Saturday, March 20, 2021

A Moveable Feast: The Restored Edition by Ernest Hemingway

 

I'd mentally filed Hemingway into the "Crusty Old Authors I Do Not Like" drawer after being bored to tears by THE SUN ALSO RISES and THE OLD MAN AND THE SEA in my youth, and did not touch the drawer again until my mom said, "Hey, you know what you should read? Hemingway's memoirs of 1920s Paris where he hangs out with F. Scott Fitzgerald and all these other famous people." And I thought, hmm, okay, might as well give it the old college try, if only for the inevitable poetic descriptions of the Seine and good wine.

A MOVEABLE FEAST honestly feels like it's been written by a totally different writer. There's a straightforward wistfulness to the writing that imbues the prose with a misty luminescence-- like a streetlamp in the fog. Hemingway writes about the literati hanging around Paris, turning it into their own snooty little writer's club. I had no idea that Gertrude Stein was such a snob, and the way he describes her describing her colleagues-- like a general recounting battles in which he has defeated other generals-- was just so colorful and striking. I found it fascinating how quickly he seemed to grasp the measure of people and cut right to the heart of who they are.

The food and wine descriptions are lovely, and I think people who have been to Paris and know firsthand how expensive it is now will be awed at how Hemingway and his wife were able to get by on so little. This is, first and foremost, a measure of an author struggling to balance his life of the fine arts with an ill-paying job that often leaves him hungry and poor. It's a bit romanticized, but there are unexpected brutal moments, too, such as him choosing to go for walks in the park during lunch hour in places that were far away from food so he wouldn't have to suffer.

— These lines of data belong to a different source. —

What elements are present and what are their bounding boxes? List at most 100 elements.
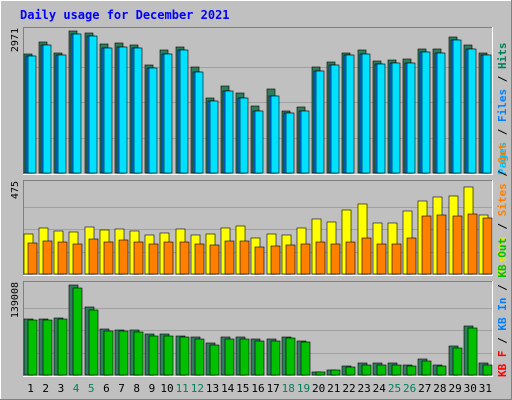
x-tick-day-15: 15 — [236, 382, 249, 395]
x-tick-day-3: 3 — [58, 382, 65, 395]
bar-kb-out-day-23 — [361, 364, 372, 376]
bar-sites-day-10 — [163, 241, 174, 275]
bar-pages-day-10 — [163, 53, 173, 174]
bar-sites-day-7 — [118, 239, 129, 275]
x-tick-day-19: 19 — [297, 382, 310, 395]
bar-sites-day-3 — [57, 241, 68, 275]
bar-sites-day-9 — [148, 243, 159, 275]
side-legend: KB F / KB In / KB Out — [496, 238, 509, 377]
bar-kb-out-day-8 — [133, 331, 144, 376]
x-tick-day-9: 9 — [149, 382, 156, 395]
legend-separator: / — [496, 122, 509, 142]
bar-pages-day-17 — [270, 95, 280, 174]
bar-pages-day-3 — [57, 54, 67, 174]
bar-pages-day-23 — [361, 53, 371, 174]
bar-sites-day-13 — [209, 244, 220, 275]
bar-pages-day-27 — [421, 51, 431, 174]
bar-kb-out-day-1 — [27, 319, 38, 376]
x-tick-day-8: 8 — [133, 382, 140, 395]
x-tick-day-11: 11 — [176, 382, 189, 395]
bar-kb-out-day-29 — [452, 347, 463, 376]
bar-pages-day-14 — [224, 90, 234, 174]
bar-kb-out-day-15 — [239, 338, 250, 376]
legend-kb-in: KB In — [496, 298, 509, 331]
bar-pages-day-6 — [103, 47, 113, 174]
x-tick-day-7: 7 — [118, 382, 125, 395]
bar-pages-day-25 — [391, 62, 401, 174]
bar-pages-day-16 — [254, 110, 264, 174]
bar-kb-out-day-2 — [42, 319, 53, 376]
bar-sites-day-16 — [254, 246, 265, 275]
x-tick-day-2: 2 — [42, 382, 49, 395]
bar-kb-out-day-5 — [88, 309, 99, 376]
bar-sites-day-25 — [391, 243, 402, 275]
bar-kb-out-day-24 — [376, 364, 387, 376]
x-tick-day-30: 30 — [464, 382, 477, 395]
x-tick-day-22: 22 — [342, 382, 355, 395]
legend-files: Files — [496, 89, 509, 122]
bar-pages-day-30 — [467, 48, 477, 174]
bar-pages-day-4 — [72, 33, 82, 174]
bar-kb-out-day-20 — [315, 371, 326, 376]
bar-sites-day-12 — [194, 243, 205, 275]
bar-kb-out-day-31 — [482, 364, 493, 376]
bar-sites-day-24 — [376, 243, 387, 275]
bar-sites-day-1 — [27, 242, 38, 275]
bar-sites-day-5 — [88, 238, 99, 275]
panel-1: 2971 Pages / Files / Hits — [10, 27, 509, 175]
chart-title: Daily usage for December 2021 — [20, 8, 230, 22]
bar-kb-out-day-21 — [330, 369, 341, 376]
x-tick-day-10: 10 — [160, 382, 173, 395]
bar-kb-out-day-4 — [72, 287, 83, 376]
bar-pages-day-18 — [285, 112, 295, 174]
bar-sites-day-14 — [224, 240, 235, 275]
bar-pages-day-7 — [118, 46, 128, 174]
bar-sites-day-20 — [315, 241, 326, 275]
x-tick-day-23: 23 — [357, 382, 370, 395]
x-tick-day-6: 6 — [103, 382, 110, 395]
legend-separator: / — [496, 163, 509, 183]
y-max-label: 2971 — [10, 28, 21, 52]
x-tick-day-31: 31 — [479, 382, 492, 395]
bar-sites-day-4 — [72, 243, 83, 275]
bar-kb-out-day-9 — [148, 335, 159, 376]
bar-kb-out-day-7 — [118, 330, 129, 376]
x-tick-day-26: 26 — [403, 382, 416, 395]
legend-out: Out — [496, 144, 509, 164]
legend-separator: / — [496, 216, 509, 236]
bar-kb-out-day-26 — [406, 365, 417, 376]
bar-sites-day-26 — [406, 237, 417, 275]
legend-separator: / — [496, 278, 509, 298]
x-tick-day-21: 21 — [327, 382, 340, 395]
x-axis-tick-labels: 1 2 3 4 5 6 7 8 9 10 11 12 13 14 15 16 17 18 19 20 21 22 23 24 2… — [27, 382, 492, 395]
legend-kb-out: KB Out — [496, 238, 509, 278]
bar-kb-out-day-17 — [270, 340, 281, 376]
bar-pages-day-26 — [406, 62, 416, 174]
bar-sites-day-6 — [103, 241, 114, 275]
bar-kb-out-day-11 — [179, 336, 190, 376]
bar-kb-out-day-13 — [209, 344, 220, 376]
bar-kb-out-day-10 — [163, 335, 174, 376]
x-tick-day-20: 20 — [312, 382, 325, 395]
legend-sites: Sites — [496, 183, 509, 216]
bar-kb-out-day-14 — [224, 338, 235, 376]
x-tick-day-1: 1 — [27, 382, 34, 395]
bar-pages-day-20 — [315, 70, 325, 174]
y-max-label: 139008 — [10, 282, 21, 318]
legend-separator: / — [496, 69, 509, 89]
bar-pages-day-8 — [133, 47, 143, 174]
legend-visits: Visits — [496, 236, 509, 276]
bar-pages-day-2 — [42, 44, 52, 174]
bar-pages-day-31 — [482, 54, 492, 174]
bar-sites-day-30 — [467, 213, 478, 275]
bar-kb-out-day-6 — [103, 330, 114, 376]
bar-kb-out-day-30 — [467, 327, 478, 376]
bar-kb-out-day-12 — [194, 338, 205, 376]
bar-sites-day-11 — [179, 241, 190, 275]
bar-kb-out-day-16 — [254, 340, 265, 376]
bar-pages-day-5 — [88, 35, 98, 174]
legend-hits: Hits — [496, 43, 509, 70]
x-tick-day-18: 18 — [282, 382, 295, 395]
bar-sites-day-21 — [330, 243, 341, 275]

The two high points of this book for me were the utter dysfunctionality of the relationship between Zelda and Scott F. Fitzgerald, and learning that apparently Hemingway saw nothing wrong with leaving his favorite cat to babysit his child in the cradle. But I honestly loved the way this was written and while there were some repetitive parts, most of it left me feeling nostalgic for a time I never even lived through because the emotions in his writing were just so strong. I'd never really considered Hemingway a likable guy before but this book really makes him a compelling figure on paper. Color me impressed.